1. "Prom" is the Disney version of what high school is like, and if that sounds like it's a bad thing, I don't mean it that way. Most people -- by that, I mean "adults" -- I know subscribe to the petri-dish-for-a-rotting-society metaphor of high school, the idea that secondary education is just as venal and back-stabbing and mortifying as adult life is, just housed all in one building. That may be true, but I don't remember high school that way at all. I remember high school as a place where a bunch of silly but well-meaning kids strived for freedom without realizing they were the most free they'd ever be in their lives. I remember everything being of life-and-death import when, of course, little of this ultimately would matter at all. I remember, mostly, the final days of high school, when everyone realized, almost at once, that everyone and everything you'd known your entire life was about to vanish and not being able to compute that fact at all.
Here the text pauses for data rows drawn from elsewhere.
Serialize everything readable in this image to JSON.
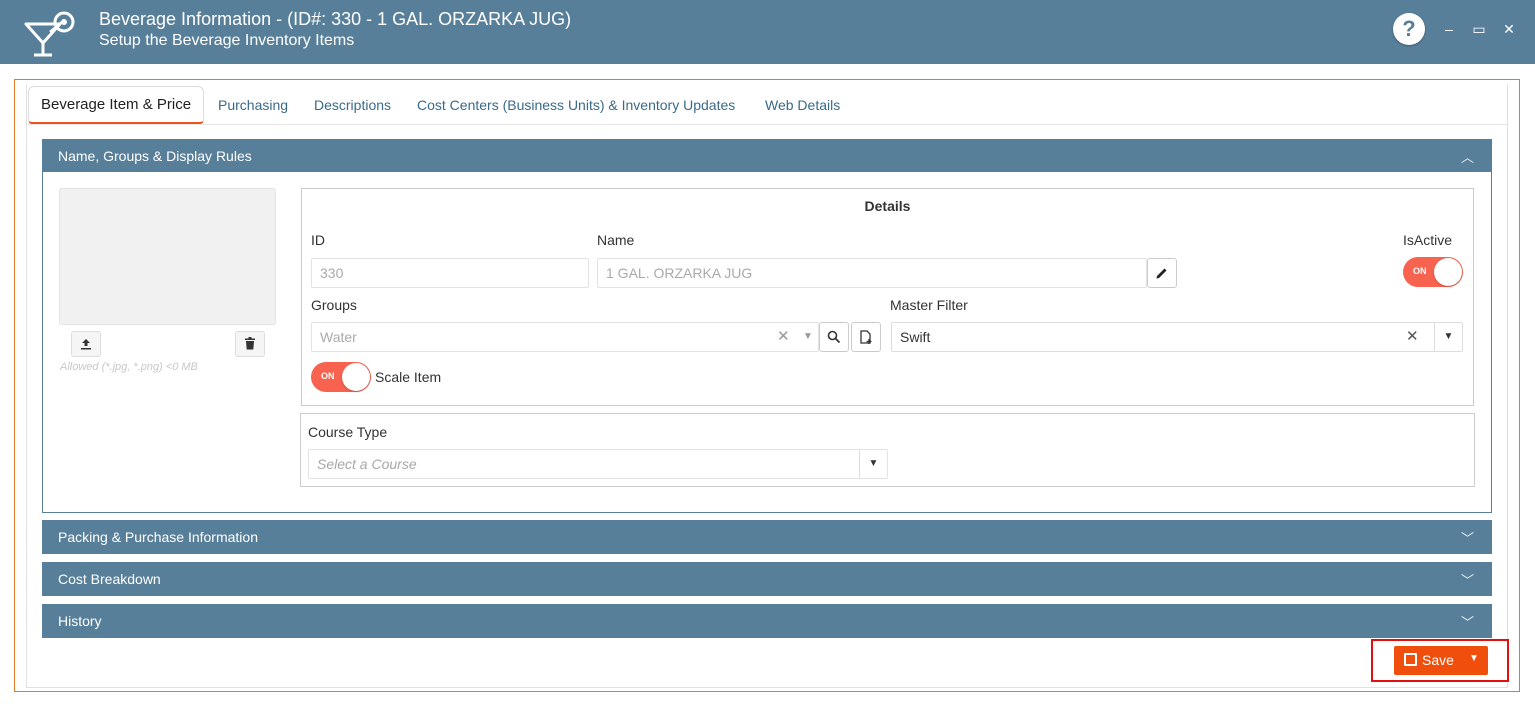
{
  "header": {
    "title": "Beverage Information - (ID#: 330 - 1 GAL. ORZARKA JUG)",
    "subtitle": "Setup the Beverage Inventory Items",
    "help_label": "?",
    "minimize_label": "–",
    "maximize_label": "▭",
    "close_label": "✕"
  },
  "tabs": [
    {
      "label": "Beverage Item & Price"
    },
    {
      "label": "Purchasing"
    },
    {
      "label": "Descriptions"
    },
    {
      "label": "Cost Centers (Business Units) & Inventory Updates"
    },
    {
      "label": "Web Details"
    }
  ],
  "sections": {
    "name_groups": "Name, Groups & Display Rules",
    "packing": "Packing & Purchase Information",
    "cost": "Cost Breakdown",
    "history": "History"
  },
  "image": {
    "allowed_text": "Allowed (*.jpg, *.png) <0 MB"
  },
  "details": {
    "title": "Details",
    "id_label": "ID",
    "id_value": "330",
    "name_label": "Name",
    "name_value": "1 GAL. ORZARKA JUG",
    "isactive_label": "IsActive",
    "isactive_toggle": "ON",
    "groups_label": "Groups",
    "groups_value": "Water",
    "master_filter_label": "Master Filter",
    "master_filter_value": "Swift",
    "scale_toggle": "ON",
    "scale_label": "Scale Item"
  },
  "course": {
    "label": "Course Type",
    "placeholder": "Select a Course"
  },
  "save": {
    "label": "Save"
  },
  "colors": {
    "header": "#587f99",
    "accent": "#f04e0c",
    "toggle": "#f7634f"
  }
}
At my core: I remember, at the end, people being nice. I'm sure there were people who weren't. I'm sure there were kids torturing animals in their backyard. But it don't remember that. I remember thinking the world was open and sad and scary and great, and we were all leaving it together, and entering into something else. It wasn't like that. It couldn't have been. But good luck convincing me otherwise.

2. That's to say: As I always respond to friends of mine who castigate me for not listening to The Smiths, "sorry, I didn't hate high school. I know I was supposed to, but I just didn't." Again, selective memory, I'm sure I was miserable then plenty. But I recollect the good parts. "Prom" is the type of movie that will make you remember the good parts. Everyone in this movie means well, is sincere, wants to be happy, thinks that humanity is inherently decent. This is an idealized high school, obviously; no one at Disney High is pregnant, or even appears to think about sex, and the "dilemmas" facing the characters were more scandalous and vexing at the Enchantment Under The Sea dance in "Back to the Future." But the movie cares about these kids, and gives them the conviction of their own silly obsessions with a dance and who you're going with and what are we doing with our lives? and does he like me I think he likes me I hope I hope I hope. And everyone's so nice! We need more nice movies.

3. I won't insult your intelligence and call the film's plotting "Altman-esque," so let's just say that it pans back and forth between a large cast of characters who all end up in the same place at the end of the film. (Prom is to this movie what the earthquake is to "Short Cuts," or the outdoor concert is to "Nashville," or ... you know, I'll just stop.) All the stock high school characters are there. The Jock. (A black lacrosse player, a nice touch.) The Stoner. (It's Disney, so he's high on candy.) The Popular Girl. The Nerd. The Indie Rock Pixie Girl. The movie dances around with a refreshing light touch; these feel like real kids, who talk the way real teenagers talk, whether they're on Facebook or discussing their favorite bands or just pretending to study. There's nothing raw or threatening about these kids, but that is part of their charm: They're confused but hopeful, aware of the cliche they are but still trying to break out of it. Which is itself sorta like high school.

4. My favorite character in the movie is Lloyd, the "nerd" who is so obviously based on Lloyd Dobler in "Say Anything" that they went ahead and just named him that. But I also enjoyed Stoner Rolo -- who has a fun turn on the old "I have a girlfriend from out of town, you've just never met her" joke -- and Corey, a 15-year-old ginger-kid rock enthusiast who makes the solid argument that Jack White is the biggest rock god of the last 25 because he led three different seminal bands at once. (This is a good point.) There's a boring love story at the center, with a Disney Channel zombie-eyed Type A Good Student and a motorcycle rebel. It's the dullest part of the film, but it's about prom, you know? The happy couple is always the most boring part of prom.

5. "Prom" has a generosity of spirit that I couldn't help but give myself up to; it even takes the time to give parents well-rounded roles, played by Christine Elise and "Breaking Bad"'s Dean Norris, in a performance that owes more than a little to John Mahoney's in "Say Anything." This is a film that has a warm heart and puts a lot more thought and care into its characters that was probably necessary. It's a little square, and a little cheesy, but it knows it, and even has a little fun with it. When I was in high school, I would have pretended like this movie was beneath me, that it's just about stupid prom. That's sort of what high school is about too. But I secretly would have loved it.